I've done another story, very different in tone from the Novella but also rather different from anything I have written previously. Still, this has more input from me to begin with and more editing by me, too.
It's a short story called "Another Round". I'm probably going to post it later today. I'm trying to make sure everyone knows what it is because I don't want anyone to think I am forcing my experimental assisted fiction on them. Just read the tags and you will be forewarned.
Thank you,
Suzan



Comments
Tools
I like to think that there's a world of difference between using a tool and being idiotic with it. You use the tool, and it helps you do your job, that's fine.
-- Daphne Xu
My technique
My method is to spend time describing what I want to do with the story to the AI, like setting, characters, certain incidents and plot points. Then I write an extensive prompt for a scene. I examine the scene produced and perhaps suggest changes or corrections, get those then perhaps more discussion before writing an extensive prompt (200-300 words usually) for another scene.
Once I have all the scenes for a story or a chapter, I stitch them together and do at least two editing passes. If there are chapters, I stitch the chapters together and do at least another editing pass on the whole thing. When I edit, I'm correcting minor things, deleting some passages that don't work and writing new passages. Edited sequences typically end up 10-50% longer.

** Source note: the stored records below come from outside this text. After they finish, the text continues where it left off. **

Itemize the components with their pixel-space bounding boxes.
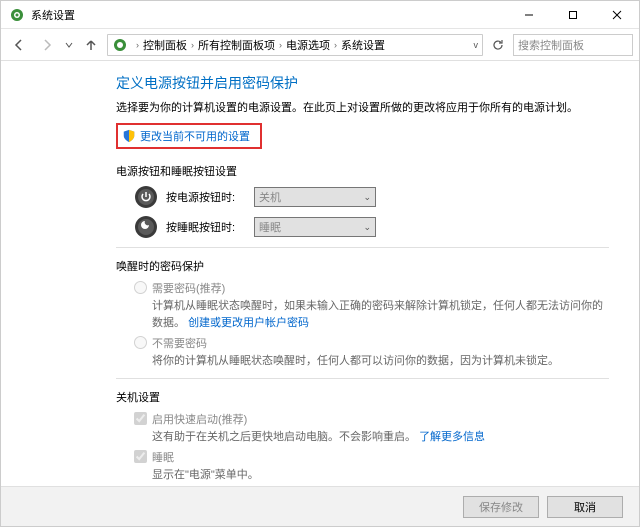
change-unavailable-settings-link[interactable]: 更改当前不可用的设置: [140, 128, 250, 144]
chevron-right-icon: ›: [191, 40, 194, 50]
app-icon: [9, 7, 25, 23]
power-button-row: 按电源按钮时: 关机 ⌄: [134, 185, 609, 209]
sleep-button-row: 按睡眠按钮时: 睡眠 ⌄: [134, 215, 609, 239]
forward-button[interactable]: [35, 33, 59, 57]
footer: 保存修改 取消: [1, 486, 639, 526]
sleep-icon: [134, 215, 158, 239]
back-button[interactable]: [7, 33, 31, 57]
sleep-subtext: 显示在"电源"菜单中。: [152, 467, 609, 484]
create-change-password-link[interactable]: 创建或更改用户帐户密码: [188, 317, 309, 329]
require-password-radio-row: 需要密码(推荐): [134, 280, 609, 296]
section-shutdown-title: 关机设置: [116, 389, 609, 405]
sleep-check-row: 睡眠: [134, 449, 609, 465]
close-button[interactable]: [595, 1, 639, 29]
sleep-checkbox: [134, 450, 147, 463]
search-input[interactable]: 搜索控制面板: [513, 34, 633, 56]
admin-link-highlight: 更改当前不可用的设置: [116, 123, 262, 149]
no-password-label: 不需要密码: [152, 335, 207, 351]
require-password-label: 需要密码(推荐): [152, 280, 225, 296]
power-button-value: 关机: [259, 189, 281, 205]
power-button-label: 按电源按钮时:: [166, 189, 246, 205]
breadcrumb-seg[interactable]: 系统设置: [341, 37, 385, 53]
sleep-button-dropdown: 睡眠 ⌄: [254, 217, 376, 237]
save-button: 保存修改: [463, 496, 539, 518]
chevron-right-icon: ›: [279, 40, 282, 50]
divider: [116, 247, 609, 248]
window-title: 系统设置: [31, 7, 507, 23]
fastboot-subtext: 这有助于在关机之后更快地启动电脑。不会影响重启。 了解更多信息: [152, 429, 609, 446]
require-password-subtext: 计算机从睡眠状态唤醒时，如果未输入正确的密码来解除计算机锁定，任何人都无法访问你…: [152, 298, 609, 331]
sleep-button-label: 按睡眠按钮时:: [166, 219, 246, 235]
require-password-radio: [134, 281, 147, 294]
window: 系统设置 › 控制面板 › 所有控制面板项 › 电源选项 › 系统设置 v 搜索…: [0, 0, 640, 527]
fastboot-checkbox: [134, 412, 147, 425]
breadcrumb-icon: [112, 37, 128, 53]
recent-dropdown-icon[interactable]: [63, 33, 75, 57]
navbar: › 控制面板 › 所有控制面板项 › 电源选项 › 系统设置 v 搜索控制面板: [1, 29, 639, 61]
fastboot-check-row: 启用快速启动(推荐): [134, 411, 609, 427]
breadcrumb-seg[interactable]: 所有控制面板项: [198, 37, 275, 53]
page-heading: 定义电源按钮并启用密码保护: [116, 73, 609, 93]
power-icon: [134, 185, 158, 209]
breadcrumb-seg[interactable]: 电源选项: [286, 37, 330, 53]
up-button[interactable]: [79, 33, 103, 57]
chevron-down-icon[interactable]: v: [474, 40, 479, 50]
section-buttons-title: 电源按钮和睡眠按钮设置: [116, 163, 609, 179]
shield-icon: [122, 129, 136, 143]
maximize-button[interactable]: [551, 1, 595, 29]
learn-more-link[interactable]: 了解更多信息: [419, 431, 485, 443]
content: 定义电源按钮并启用密码保护 选择要为你的计算机设置的电源设置。在此页上对设置所做…: [1, 61, 639, 486]
sleep-check-label: 睡眠: [152, 449, 174, 465]
breadcrumb[interactable]: › 控制面板 › 所有控制面板项 › 电源选项 › 系统设置 v: [107, 34, 483, 56]
refresh-button[interactable]: [487, 34, 509, 56]
chevron-right-icon: ›: [334, 40, 337, 50]
no-password-subtext: 将你的计算机从睡眠状态唤醒时，任何人都可以访问你的数据，因为计算机未锁定。: [152, 353, 609, 370]
titlebar: 系统设置: [1, 1, 639, 29]
page-description: 选择要为你的计算机设置的电源设置。在此页上对设置所做的更改将应用于你所有的电源计…: [116, 99, 609, 115]
section-password-title: 唤醒时的密码保护: [116, 258, 609, 274]
no-password-radio: [134, 336, 147, 349]
minimize-button[interactable]: [507, 1, 551, 29]
chevron-down-icon: ⌄: [363, 192, 371, 203]
window-controls: [507, 1, 639, 29]
chevron-down-icon: ⌄: [363, 222, 371, 233]
breadcrumb-seg[interactable]: 控制面板: [143, 37, 187, 53]
search-placeholder: 搜索控制面板: [518, 37, 584, 53]
cancel-button[interactable]: 取消: [547, 496, 623, 518]
power-button-dropdown: 关机 ⌄: [254, 187, 376, 207]
no-password-radio-row: 不需要密码: [134, 335, 609, 351]
sleep-button-value: 睡眠: [259, 219, 281, 235]
fastboot-label: 启用快速启动(推荐): [152, 411, 247, 427]
divider: [116, 378, 609, 379]
chevron-right-icon: ›: [136, 40, 139, 50]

Even with all that work, using the AI allows me to produce 2000 finished words a day, compared to my normal 500-1000 (on good days).
Suzan
AI...
That is "fine", I feel like an AI...
That barely computes...
Gwen, the AI
Heh!
I know whereof you speak.
Suzan
I have used AI for one
I have used AI for one concept (multiple stories, same universe) and have found that ChatGTP does a better job than AuthorAI. That being said…I am against using the tool to actually write out a story and just running with the output it gives.
(I am not sure if that’s what is being done on Amazon) I feel the tool cannot write out a story in my voice (without heavily editing) but kudos to you if you are able to make the balance work.
Tools
I have two finished AI assisted projects. The first completed was Project Mnemosyne which is being posted, all ten chapters, one every other day, here on BCTS.
Mnemosyne was an idea I had had for years but had not tried to write because it seemed so dark and unlike the stuff I normally write which can be light and even silly. The AI tool allowed me to write prompts which put the problem of darkness on the AI instead of me. So I could concentrate on making sure the story flowed and made sense and communicated the theme and ideas behind the story. Also, Project Mnemosyne was at least a novelette and kind of exhausting to even think about.
The second complete story I have done with AI is Another Round, a slice-of-life sort of thing set in a bar, featuring a meeting between two women. I don't go to bars, and I warned the AI of that as we discussed the story, who the women were, what they might discuss, what the action might be and the result. Then I wrote a 200-word prompt, and the AI produced a 500-word scene. We did that six times and ended up with a 3000-word short story, which I edited strenuously, both as scenes piecemeal and as a complete story. I'll probably post it tomorrow or later in the week.
Suzan
I used AI once. I had to edit
I used AI once. I had to edit it heavily and still wasn't happy, The last chapter of seven years as a wife was AI and edited. It doesn't write like YOU do. I think if someone knows how you write, they can tell. But doing what you are doing is way better than purely AI stories.
Leeanna
Editing is certainly necessary
I wouldn't expect otherwise.
Suzan
Fiction is an appropriate use for AI
Legal briefs, judicial opinions, government funding decisions, health policy . . . Nope.
It’s not a question of what it can do, but what it should do. MIT Professor Joseph Weizenbaum’s Computer Power and Human Reason made this point well, 50 years ago.
Exactly
The Nope list is of things that require the kind of precision LLMs cannot provide.